Experimented with that stuff, and I actually do not see memory usage decrease, you are correct: sizeof(SDNode) remains 80 on x86-64 linux. Regarding SelectionDAG – its layout, I suppose, could be changed somehow to save memory, but that will not give noticeable improvements because we do not have many SelectionDAG objects.
I suppose that the patch might become useful in terms of memory usage enhancement in future (if SDNode’s layout changes somehow), but as for now that’s more about codestyle.
If your usecase requires having PersistentId declared and kept correct in all build types and/or complexity looks inapplicable for you, I can revert the patch and submit a new one adding a commect why we do not place these fields under defines not to confure anyone more.
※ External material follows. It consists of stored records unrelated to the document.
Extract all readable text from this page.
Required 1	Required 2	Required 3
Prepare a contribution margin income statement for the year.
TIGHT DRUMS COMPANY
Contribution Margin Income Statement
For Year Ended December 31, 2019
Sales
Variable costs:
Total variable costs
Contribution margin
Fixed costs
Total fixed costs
Please let me know if reverting the patch is crucial for you. Thanks!
I think we should revert this then. It makes a whole bunch of tests not run by default when abi_breaking_checks are off, and it kind of needlessly adds abi_breaking_checks as a lit feature. Having fewer lit features is desirable, and if this doesn't have a measurable benefit I don't think we should take on that cost.